Suivant acte notarié du 2 décembre 2019, les locaux ont été vendus à la société KEY INVEST.
Par exploit du 5 août 2020, sur le fondement d’une reconduction tacite intervenue en fin de bail le 31 décembre 2019, la société KEY INVEST a donné congé à Madame [T] pour le 31 mars 2021, avec proposition de renouvellement moyennant un loyer déplafonné annuel HT et HC de 12.000€.

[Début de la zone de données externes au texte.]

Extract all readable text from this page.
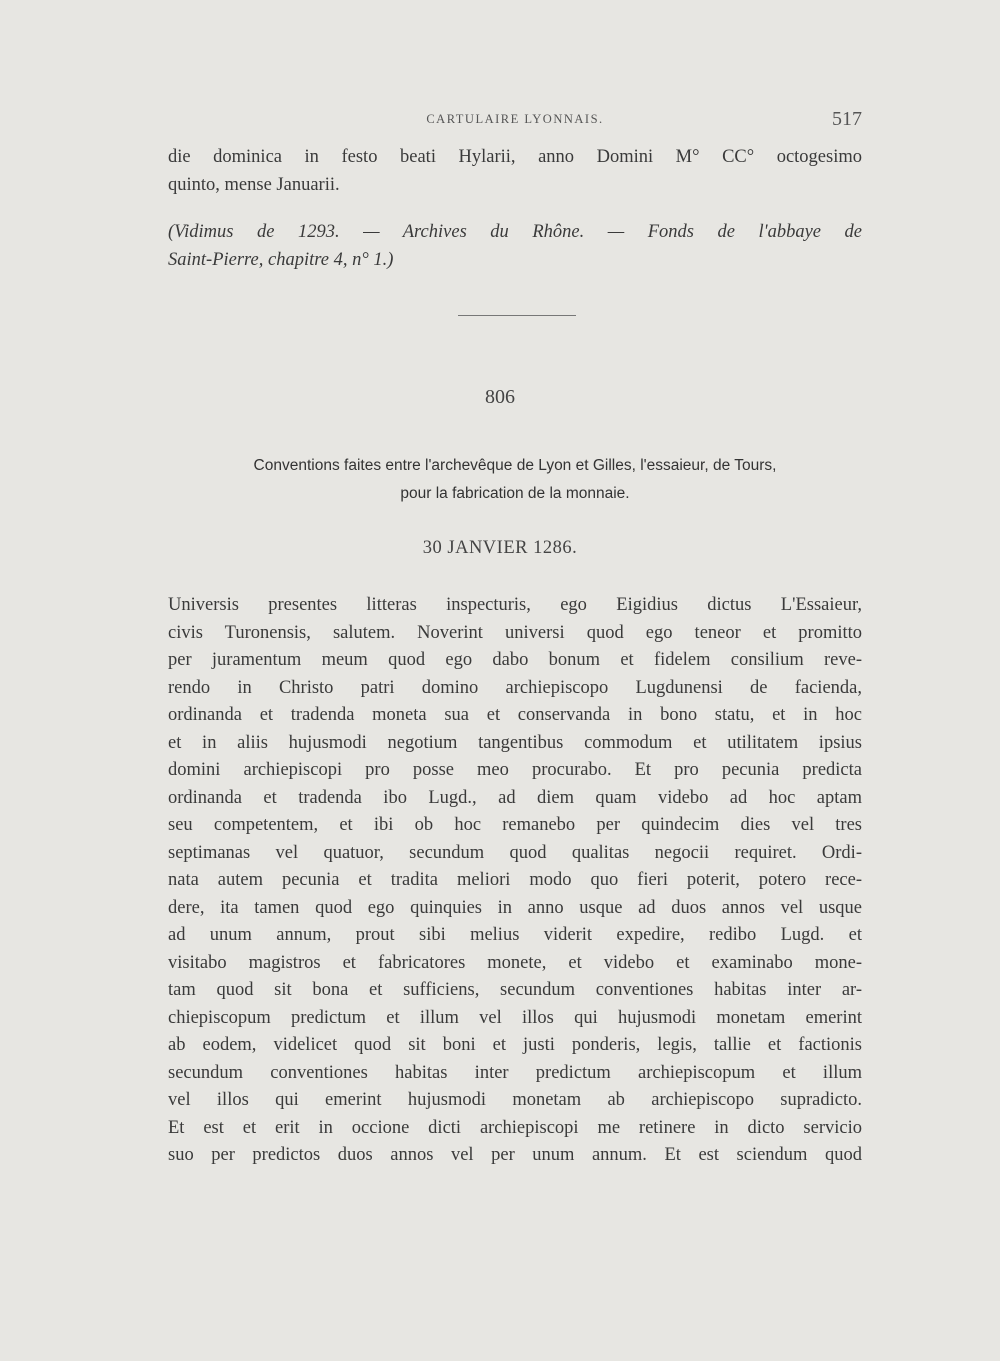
CARTULAIRE LYONNAIS.	517
die dominica in festo beati Hylarii, anno Domini M° CC° octogesimo
quinto, mense Januarii.
(Vidimus de 1293. — Archives du Rhône. — Fonds de l'abbaye de
Saint-Pierre, chapitre 4, n° 1.)
806
Conventions faites entre l'archevêque de Lyon et Gilles, l'essaieur, de Tours,
pour la fabrication de la monnaie.
30 JANVIER 1286.
Universis presentes litteras inspecturis, ego Eigidius dictus L'Essaieur,
civis Turonensis, salutem. Noverint universi quod ego teneor et promitto
per juramentum meum quod ego dabo bonum et fidelem consilium reve-
rendo in Christo patri domino archiepiscopo Lugdunensi de facienda,
ordinanda et tradenda moneta sua et conservanda in bono statu, et in hoc
et in aliis hujusmodi negotium tangentibus commodum et utilitatem ipsius
domini archiepiscopi pro posse meo procurabo. Et pro pecunia predicta
ordinanda et tradenda ibo Lugd., ad diem quam videbo ad hoc aptam
seu competentem, et ibi ob hoc remanebo per quindecim dies vel tres
septimanas vel quatuor, secundum quod qualitas negocii requiret. Ordi-
nata autem pecunia et tradita meliori modo quo fieri poterit, potero rece-
dere, ita tamen quod ego quinquies in anno usque ad duos annos vel usque
ad unum annum, prout sibi melius viderit expedire, redibo Lugd. et
visitabo magistros et fabricatores monete, et videbo et examinabo mone-
tam quod sit bona et sufficiens, secundum conventiones habitas inter ar-
chiepiscopum predictum et illum vel illos qui hujusmodi monetam emerint
ab eodem, videlicet quod sit boni et justi ponderis, legis, tallie et factionis
secundum conventiones habitas inter predictum archiepiscopum et illum
vel illos qui emerint hujusmodi monetam ab archiepiscopo supradicto.
Et est et erit in occione dicti archiepiscopi me retinere in dicto servicio
suo per predictos duos annos vel per unum annum. Et est sciendum quod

Madame [T] contestant son congé en faisant état d’une demande de nouvellement signifiée à la société AGENCE AIN RHONE IMMOBILIER, mandataire de Madame [D] [J] le 24 juillet 2017, restée sans réponse dans le délai de 3 mois, la société KEY INVEST a vainement sollicité de ces deux derniers, notamment la société AGENCE AIN RHONE IMMOBILIER par courrier recommandé du 2 octobre 2020, une indemnisation de l’acquisition de ce renouvellement privant le bailleur d’obtenir la fixation d’un nouveau loyer pendant 9 ans.
Par exploit du 24 décembre 2020, la société KEY INVEST a donné assignation à Madame [D] [J] et à la société AGENCE AIN RHONE IMMOBILIER en vue de l’indemnisation de son préjudice.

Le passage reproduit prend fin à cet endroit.